Cette semaine, Richard ne semble pas avoir droit de porter la blouse. Nous le retrouvons cette fois chez Levi à tenter de lui parler pour le convaincre de revenir dans le programme. Malheureusement, ce n’est pas exactement son intention, parce qu’il est encore traumatisé par ce qu’il a fait à Devon. Richard a pourtant les bons mots pour tenter de lui faire comprendre que ça ne l’empêchera pas de devenir un bon chirurgien : lui aussi, il a tué quelqu’un, et ce n’est même pas ça qui le traumatise le plus. Non, ce qui traumatise nos chirurgiens quand ils tuent des gens, c’est de savoir qu’il s’agissait de gens qu’ils aimaient et qui étaient soulagés d’avoir affaire à eux.

Malheureusement, Levi ne veut vraiment pas être sauvé et ne veut pas que sa carrière reprenne. Il est en train de faire une énorme connerie alors que Richard passe sa journée avec lui à s’intéresser à ses jeux vidéos là. Putain, Levi, tu vas m’énerver.

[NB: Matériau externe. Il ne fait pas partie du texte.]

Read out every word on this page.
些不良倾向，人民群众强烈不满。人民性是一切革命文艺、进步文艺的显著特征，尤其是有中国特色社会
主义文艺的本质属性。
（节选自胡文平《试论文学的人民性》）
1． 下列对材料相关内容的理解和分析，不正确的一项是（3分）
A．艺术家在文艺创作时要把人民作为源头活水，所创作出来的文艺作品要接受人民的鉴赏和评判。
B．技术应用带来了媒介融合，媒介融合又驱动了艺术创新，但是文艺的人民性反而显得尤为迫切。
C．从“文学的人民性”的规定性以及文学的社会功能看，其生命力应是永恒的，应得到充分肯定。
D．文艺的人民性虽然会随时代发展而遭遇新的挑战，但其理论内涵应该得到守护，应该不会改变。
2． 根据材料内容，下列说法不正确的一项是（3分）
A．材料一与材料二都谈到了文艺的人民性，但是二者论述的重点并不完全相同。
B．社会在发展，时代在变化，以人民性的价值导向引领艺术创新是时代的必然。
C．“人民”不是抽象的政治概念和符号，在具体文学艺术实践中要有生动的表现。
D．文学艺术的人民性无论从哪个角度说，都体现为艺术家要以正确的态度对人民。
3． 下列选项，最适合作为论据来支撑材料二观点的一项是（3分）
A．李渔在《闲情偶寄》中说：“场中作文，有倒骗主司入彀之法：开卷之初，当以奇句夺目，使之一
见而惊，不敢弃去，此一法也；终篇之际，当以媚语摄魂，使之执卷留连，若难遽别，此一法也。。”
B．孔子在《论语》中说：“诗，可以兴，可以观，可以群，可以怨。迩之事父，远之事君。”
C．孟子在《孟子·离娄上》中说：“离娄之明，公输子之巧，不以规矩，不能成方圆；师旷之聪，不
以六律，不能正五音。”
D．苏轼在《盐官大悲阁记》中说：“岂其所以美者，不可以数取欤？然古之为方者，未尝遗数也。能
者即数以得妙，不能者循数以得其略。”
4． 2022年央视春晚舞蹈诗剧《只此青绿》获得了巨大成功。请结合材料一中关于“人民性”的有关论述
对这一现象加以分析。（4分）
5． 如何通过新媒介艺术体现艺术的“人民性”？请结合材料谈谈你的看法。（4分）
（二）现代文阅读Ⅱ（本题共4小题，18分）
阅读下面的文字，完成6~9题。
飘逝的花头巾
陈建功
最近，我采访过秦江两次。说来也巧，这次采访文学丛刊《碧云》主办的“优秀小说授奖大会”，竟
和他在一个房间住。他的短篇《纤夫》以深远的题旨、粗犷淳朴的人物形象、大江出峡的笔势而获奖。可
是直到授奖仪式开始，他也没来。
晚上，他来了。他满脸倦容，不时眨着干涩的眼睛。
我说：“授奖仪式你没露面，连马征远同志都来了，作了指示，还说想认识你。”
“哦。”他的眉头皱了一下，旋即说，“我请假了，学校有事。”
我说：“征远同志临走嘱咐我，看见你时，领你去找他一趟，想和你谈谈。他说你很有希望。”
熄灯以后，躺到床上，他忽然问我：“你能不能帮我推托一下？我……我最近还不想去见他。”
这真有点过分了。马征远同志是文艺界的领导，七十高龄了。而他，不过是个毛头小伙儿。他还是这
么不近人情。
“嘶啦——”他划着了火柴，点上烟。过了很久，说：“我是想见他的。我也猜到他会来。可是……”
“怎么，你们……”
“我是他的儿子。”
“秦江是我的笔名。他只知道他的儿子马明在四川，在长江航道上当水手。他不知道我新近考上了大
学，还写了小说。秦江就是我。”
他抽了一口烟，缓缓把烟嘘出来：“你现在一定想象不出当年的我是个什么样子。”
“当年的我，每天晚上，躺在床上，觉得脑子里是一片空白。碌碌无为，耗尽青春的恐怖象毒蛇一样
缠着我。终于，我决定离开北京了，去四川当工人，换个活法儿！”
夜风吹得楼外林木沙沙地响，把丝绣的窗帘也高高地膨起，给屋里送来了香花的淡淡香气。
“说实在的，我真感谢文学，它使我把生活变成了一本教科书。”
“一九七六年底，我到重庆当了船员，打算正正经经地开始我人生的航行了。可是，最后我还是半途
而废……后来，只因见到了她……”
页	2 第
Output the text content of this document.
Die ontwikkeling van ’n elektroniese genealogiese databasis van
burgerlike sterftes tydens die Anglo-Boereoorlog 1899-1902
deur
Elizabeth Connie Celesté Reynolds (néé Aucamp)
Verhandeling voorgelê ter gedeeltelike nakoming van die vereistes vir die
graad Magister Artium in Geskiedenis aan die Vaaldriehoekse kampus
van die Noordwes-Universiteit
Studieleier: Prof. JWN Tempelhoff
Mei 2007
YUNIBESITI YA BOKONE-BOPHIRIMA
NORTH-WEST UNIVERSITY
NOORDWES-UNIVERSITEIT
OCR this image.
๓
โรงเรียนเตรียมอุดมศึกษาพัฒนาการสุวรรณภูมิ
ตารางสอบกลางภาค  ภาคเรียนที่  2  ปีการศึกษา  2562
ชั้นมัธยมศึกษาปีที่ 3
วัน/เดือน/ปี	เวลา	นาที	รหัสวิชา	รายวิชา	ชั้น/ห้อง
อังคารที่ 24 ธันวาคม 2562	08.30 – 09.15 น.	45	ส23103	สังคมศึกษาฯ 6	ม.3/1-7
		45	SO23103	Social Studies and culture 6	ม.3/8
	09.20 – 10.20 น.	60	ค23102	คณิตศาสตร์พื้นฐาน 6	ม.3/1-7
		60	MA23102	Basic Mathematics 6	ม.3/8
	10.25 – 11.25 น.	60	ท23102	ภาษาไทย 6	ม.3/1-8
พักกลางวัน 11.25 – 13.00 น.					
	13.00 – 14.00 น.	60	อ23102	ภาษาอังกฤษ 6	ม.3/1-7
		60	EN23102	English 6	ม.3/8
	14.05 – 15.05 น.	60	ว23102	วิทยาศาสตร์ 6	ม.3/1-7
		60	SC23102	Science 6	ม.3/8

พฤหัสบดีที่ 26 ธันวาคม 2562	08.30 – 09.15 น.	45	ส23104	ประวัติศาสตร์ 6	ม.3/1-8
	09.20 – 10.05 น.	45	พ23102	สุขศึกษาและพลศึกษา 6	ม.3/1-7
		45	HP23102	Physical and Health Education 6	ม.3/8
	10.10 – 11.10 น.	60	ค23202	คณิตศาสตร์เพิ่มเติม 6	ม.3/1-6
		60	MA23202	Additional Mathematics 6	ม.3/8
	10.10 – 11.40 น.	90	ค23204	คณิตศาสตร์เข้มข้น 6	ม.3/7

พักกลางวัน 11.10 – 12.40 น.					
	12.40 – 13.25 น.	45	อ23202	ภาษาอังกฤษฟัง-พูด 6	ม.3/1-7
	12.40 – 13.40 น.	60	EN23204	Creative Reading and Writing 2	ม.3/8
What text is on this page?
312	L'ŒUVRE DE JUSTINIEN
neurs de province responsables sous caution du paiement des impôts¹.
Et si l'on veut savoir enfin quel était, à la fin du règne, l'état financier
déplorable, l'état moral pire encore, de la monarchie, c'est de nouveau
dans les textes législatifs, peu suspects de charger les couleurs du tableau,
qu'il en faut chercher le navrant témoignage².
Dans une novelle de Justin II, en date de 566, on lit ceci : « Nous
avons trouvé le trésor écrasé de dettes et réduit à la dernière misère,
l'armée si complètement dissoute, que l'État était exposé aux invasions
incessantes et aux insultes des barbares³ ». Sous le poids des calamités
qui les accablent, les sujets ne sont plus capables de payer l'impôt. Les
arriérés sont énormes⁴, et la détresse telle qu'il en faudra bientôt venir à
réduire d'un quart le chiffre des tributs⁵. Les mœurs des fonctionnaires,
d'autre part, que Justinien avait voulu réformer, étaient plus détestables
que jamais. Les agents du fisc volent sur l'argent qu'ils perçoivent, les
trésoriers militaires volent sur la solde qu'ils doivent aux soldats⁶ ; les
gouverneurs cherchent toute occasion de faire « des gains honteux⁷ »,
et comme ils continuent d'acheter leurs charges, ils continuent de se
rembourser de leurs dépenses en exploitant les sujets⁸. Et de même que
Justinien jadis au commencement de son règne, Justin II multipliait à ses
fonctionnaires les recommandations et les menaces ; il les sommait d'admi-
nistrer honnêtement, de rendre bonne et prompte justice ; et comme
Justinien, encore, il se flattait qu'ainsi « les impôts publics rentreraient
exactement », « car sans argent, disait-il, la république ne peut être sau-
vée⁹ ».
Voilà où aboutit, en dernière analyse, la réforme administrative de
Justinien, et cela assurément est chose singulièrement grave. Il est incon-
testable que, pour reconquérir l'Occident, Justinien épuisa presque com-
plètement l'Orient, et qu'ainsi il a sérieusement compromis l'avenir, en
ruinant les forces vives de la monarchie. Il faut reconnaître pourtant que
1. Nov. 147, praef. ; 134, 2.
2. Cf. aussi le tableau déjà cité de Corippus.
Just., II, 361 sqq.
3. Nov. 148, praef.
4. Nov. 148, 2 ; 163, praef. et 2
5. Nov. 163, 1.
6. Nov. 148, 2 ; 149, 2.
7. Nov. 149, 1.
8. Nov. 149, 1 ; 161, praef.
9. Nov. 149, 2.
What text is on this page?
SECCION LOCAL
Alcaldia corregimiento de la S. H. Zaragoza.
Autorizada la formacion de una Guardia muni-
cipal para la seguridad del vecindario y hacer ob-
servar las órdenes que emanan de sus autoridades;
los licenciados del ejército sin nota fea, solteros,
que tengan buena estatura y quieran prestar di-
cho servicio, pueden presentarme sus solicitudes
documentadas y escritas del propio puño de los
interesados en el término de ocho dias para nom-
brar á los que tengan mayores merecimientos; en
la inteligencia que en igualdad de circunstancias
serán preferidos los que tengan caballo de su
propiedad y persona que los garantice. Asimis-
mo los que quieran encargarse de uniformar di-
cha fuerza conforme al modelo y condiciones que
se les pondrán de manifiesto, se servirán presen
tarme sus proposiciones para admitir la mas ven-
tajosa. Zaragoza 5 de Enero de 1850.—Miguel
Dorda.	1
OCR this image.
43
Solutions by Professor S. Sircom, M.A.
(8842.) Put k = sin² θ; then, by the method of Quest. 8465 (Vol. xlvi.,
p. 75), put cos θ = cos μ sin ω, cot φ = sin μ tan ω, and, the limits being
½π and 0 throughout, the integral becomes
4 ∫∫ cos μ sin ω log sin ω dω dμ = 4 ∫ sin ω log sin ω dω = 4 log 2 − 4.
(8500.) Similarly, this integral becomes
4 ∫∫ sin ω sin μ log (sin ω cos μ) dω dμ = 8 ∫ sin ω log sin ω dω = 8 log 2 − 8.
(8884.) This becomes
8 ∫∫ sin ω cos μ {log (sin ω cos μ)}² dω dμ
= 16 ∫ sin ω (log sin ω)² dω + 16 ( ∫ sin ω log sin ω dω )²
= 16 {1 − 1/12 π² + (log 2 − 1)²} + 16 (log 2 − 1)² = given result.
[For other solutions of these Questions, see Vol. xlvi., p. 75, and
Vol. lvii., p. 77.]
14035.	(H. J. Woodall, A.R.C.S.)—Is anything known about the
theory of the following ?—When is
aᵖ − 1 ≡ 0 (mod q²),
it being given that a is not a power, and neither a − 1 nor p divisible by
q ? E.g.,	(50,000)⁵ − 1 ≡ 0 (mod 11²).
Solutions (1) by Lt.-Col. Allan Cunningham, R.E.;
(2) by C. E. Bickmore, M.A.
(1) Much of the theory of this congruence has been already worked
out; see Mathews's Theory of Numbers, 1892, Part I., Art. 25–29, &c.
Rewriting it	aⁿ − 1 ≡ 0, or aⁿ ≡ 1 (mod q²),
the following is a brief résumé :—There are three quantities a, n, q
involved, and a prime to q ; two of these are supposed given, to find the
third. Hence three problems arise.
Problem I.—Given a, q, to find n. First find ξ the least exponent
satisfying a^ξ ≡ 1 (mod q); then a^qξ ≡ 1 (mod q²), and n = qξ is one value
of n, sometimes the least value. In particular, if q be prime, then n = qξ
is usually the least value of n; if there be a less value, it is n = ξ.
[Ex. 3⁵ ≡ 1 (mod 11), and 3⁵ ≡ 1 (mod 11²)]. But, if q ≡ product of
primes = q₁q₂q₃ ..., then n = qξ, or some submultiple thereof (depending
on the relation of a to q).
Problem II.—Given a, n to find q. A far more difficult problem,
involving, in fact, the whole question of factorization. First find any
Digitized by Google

De manière étonnante, la série suit aussi la vie de Nick, le nouveau copain de Meredith. Il est médecin, après tout, mais ce qui me paraît étrange, c’est qu’on le suit au Minnesota. Ils viennent juste de nous ramener tout le monde à Seattle, pourquoi continuer de s’exporter comme ça. En plus, bon, j’aime beaucoup Nick, mais je trouve qu’il prend beaucoup de temps dans cet épisode pour une intrigue pas si incroyable que ça ?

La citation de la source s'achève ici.